The San Francisco Peninsula, a longtime hub of innovation, is preparing to open its first food hall with several award-winning chefs headlining the multi-vendor concept.
The State Street Market in Los Altos is expected to open its doors in late summer. "The massive Peninsula food hall will take up a total of 20,000 square feet, so expect a ton of options, from a dozen small food vendors to various full-on restaurants," SF Gate reported. Some of the vendors include Meichih and Michael Kim of Palo Alto's Michelin-starred Maum; their new State Street Market establishment, Bǎo Bèi, will be a casual Korean/Taiwanese-influenced restaurant, according to Eater. Also included will be the South Bay ice cream shop Tin Pot Creamery, as well as the Point Reyes cheese shop Cowgirl Creamery.
The State Street Market is the brainchild of Los Altos Community Investments, a development group headed by Anne Wojcicki, the co-founder and CEO of 23andMe, SF Gate reported. Wojcicki told Eater that she hopes to create a "beautiful" community gathering space. State Street Market will also feature indoor and outdoor seating, as well as designated to-go food and pick-up points for delivery drivers, according to Eater, which added that more "big names" are expected to join the food hall's roster.

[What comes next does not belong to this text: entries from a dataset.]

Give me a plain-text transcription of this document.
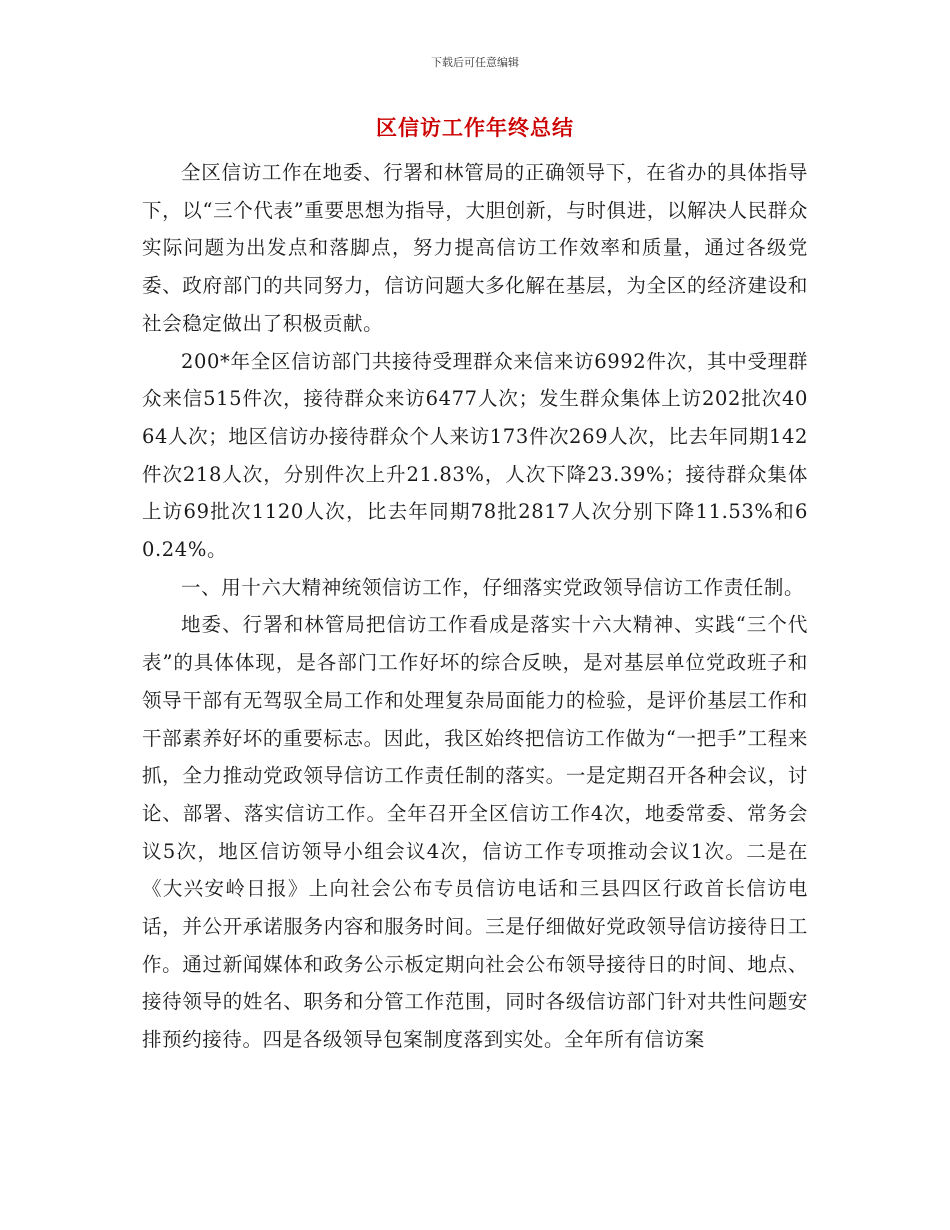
下载后可任意编辑
区信访工作年终总结

全区信访工作在地委、行署和林管局的正确领导下，在省办的具体指导下，以“三个代表”重要思想为指导，大胆创新，与时俱进，以解决人民群众实际问题为出发点和落脚点，努力提高信访工作效率和质量，通过各级党委、政府部门的共同努力，信访问题大多化解在基层，为全区的经济建设和社会稳定做出了积极贡献。

200*年全区信访部门共接待受理群众来信来访6992件次，其中受理群众来信515件次，接待群众来访6477人次；发生群众集体上访202批次4064人次；地区信访办接待群众个人来访173件次269人次，比去年同期142件次218人次，分别件次上升21.83%，人次下降23.39%；接待群众集体上访69批次1120人次，比去年同期78批2817人次分别下降11.53%和60.24%。

一、用十六大精神统领信访工作，仔细落实党政领导信访工作责任制。

地委、行署和林管局把信访工作看成是落实十六大精神、实践“三个代表”的具体体现，是各部门工作好坏的综合反映，是对基层单位党政班子和领导干部有无驾驭全局工作和处理复杂局面能力的检验，是评价基层工作和干部素养好坏的重要标志。因此，我区始终把信访工作做为“一把手”工程来抓，全力推动党政领导信访工作责任制的落实。一是定期召开各种会议，讨论、部署、落实信访工作。全年召开全区信访工作4次，地委常委、常务会议5次，地区信访领导小组会议4次，信访工作专项推动会议1次。二是在《大兴安岭日报》上向社会公布专员信访电话和三县四区行政首长信访电话，并公开承诺服务内容和服务时间。三是仔细做好党政领导信访接待日工作。通过新闻媒体和政务公示板定期向社会公布领导接待日的时间、地点、接待领导的姓名、职务和分管工作范围，同时各级信访部门针对共性问题安排预约接待。四是各级领导包案制度落到实处。全年所有信访案
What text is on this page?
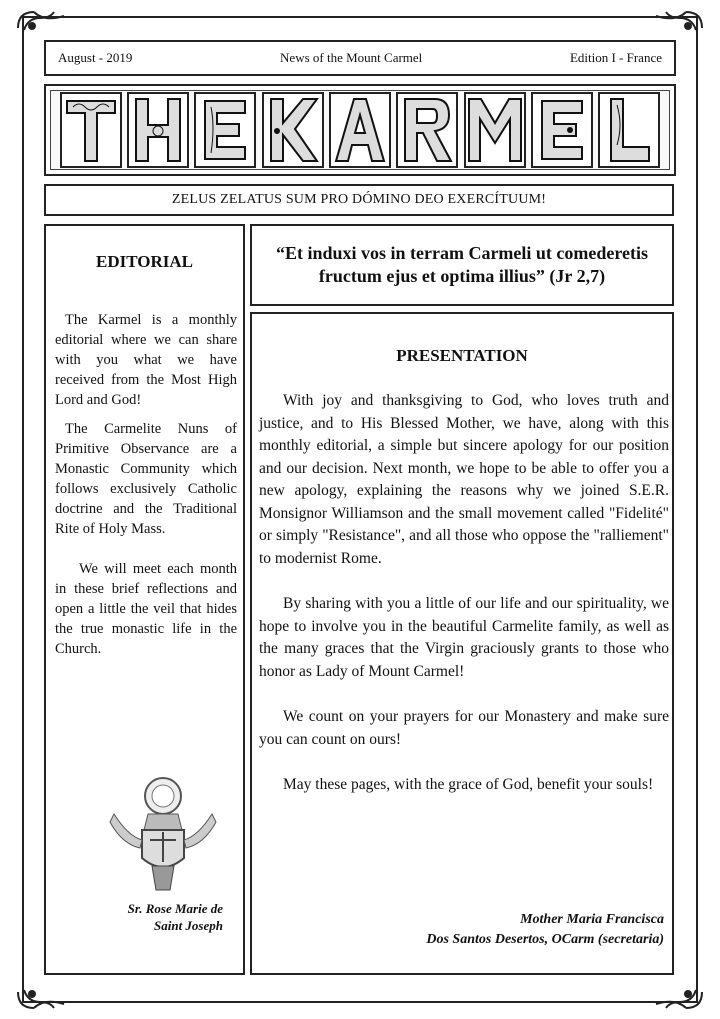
August - 2019	News of the Mount Carmel	Edition I - France
ZELUS ZELATUS SUM PRO DÓMINO DEO EXERCÍTUUM!
EDITORIAL

The Karmel is a monthly editorial where we can share with you what we have received from the Most High Lord and God!

The Carmelite Nuns of Primitive Observance are a Monastic Community which follows exclusively Catholic doctrine and the Traditional Rite of Holy Mass.

We will meet each month in these brief reflections and open a little the veil that hides the true monastic life in the Church.

Sr. Rose Marie de
Saint Joseph
“Et induxi vos in terram Carmeli ut comederetis fructum ejus et optima illius” (Jr 2,7)
PRESENTATION

With joy and thanksgiving to God, who loves truth and justice, and to His Blessed Mother, we have, along with this monthly editorial, a simple but sincere apology for our position and our decision. Next month, we hope to be able to offer you a new apology, explaining the reasons why we joined S.E.R. Monsignor Williamson and the small movement called "Fidelité" or simply "Resistance", and all those who oppose the "ralliement" to modernist Rome.

By sharing with you a little of our life and our spirituality, we hope to involve you in the beautiful Carmelite family, as well as the many graces that the Virgin graciously grants to those who honor as Lady of Mount Carmel!

We count on your prayers for our Monastery and make sure you can count on ours!

May these pages, with the grace of God, benefit your souls!

Mother Maria Francisca
Dos Santos Desertos, OCarm (secretaria)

The State Street Market at 160-170 State St. in downtown Los Altos — which began life as a grocery store 65 years ago — is expected to complete construction in late summer. Source: Courtesy of Robert Hindman/Los Altos Community Investments
Perhaps the biggest name attached to the soon-to-open State Street Market is Traci Des Jardins, a longtime pillar of the Bay Area food community. Chef Des Jardins is set to open El Alto, a restaurant that aims to "celebrate the rich history of the early California-Mexican ranchos and the agrarian roots of the San Francisco Bay Area," Des Jardins’ website said, adding that El Alto will also feature a downstairs speakeasy. "The seasonal cocktail menu will feature Agaves and Whiskeys — a perfect spot for an after-work drink or a buyout for a group gathering."
A classically French-trained, James-Beard-award-winning chef, Des Jardins’ new restaurant seems to speak to her roots. "I've had this idea for a long time about rancho California cooking,” Des Jardins told Eater, "which is really about the history of the Mexican ranches in California." Born in Firebaugh, near Fresno in California's Central Valley, Des Jardins comes from a farming family of both Mexican and French-Louisiana descent. "My family loved food; everyone cooked," Des Jardins said in a 2013 Ted Talk. "We hunted; we foraged; we cooked together. All of our gatherings were around food. Everyone in my family cooks very well. That's where I got my start."
Traci Des Jardins is a two-time James Beard award winner. She has also worked with World Central Kitchen, a nonprofit that provides meals to victims of natural disasters. Source: www.tracidesjardins.com
Des Jardins went on to open her celebrated namesake restaurant Jardiniere, as well as Mijita Cocina Mexicana, Commissary, and Arguello, all of which are now closed. Des Jardins is still a partner at the recently reopened Public House near Oracle Park in San Francisco.
Eater reports that El Alto's menu will feature live-fire cooking, and go beyond the traditional Mexican produce staples of tomato and avocado. Des Jardins told Eater that she's excited about an apricot mole featuring an heirloom apricot indigenous to Los Altos. "People have this impression that moles are these really rich sauces. But if you know Mexican food, you know that’s not true. There are lighter moles. They don’t have to have chocolate. They don’t have to have dark chilies. I want to create this beautiful and light apricot mole, that will be one of our signatures."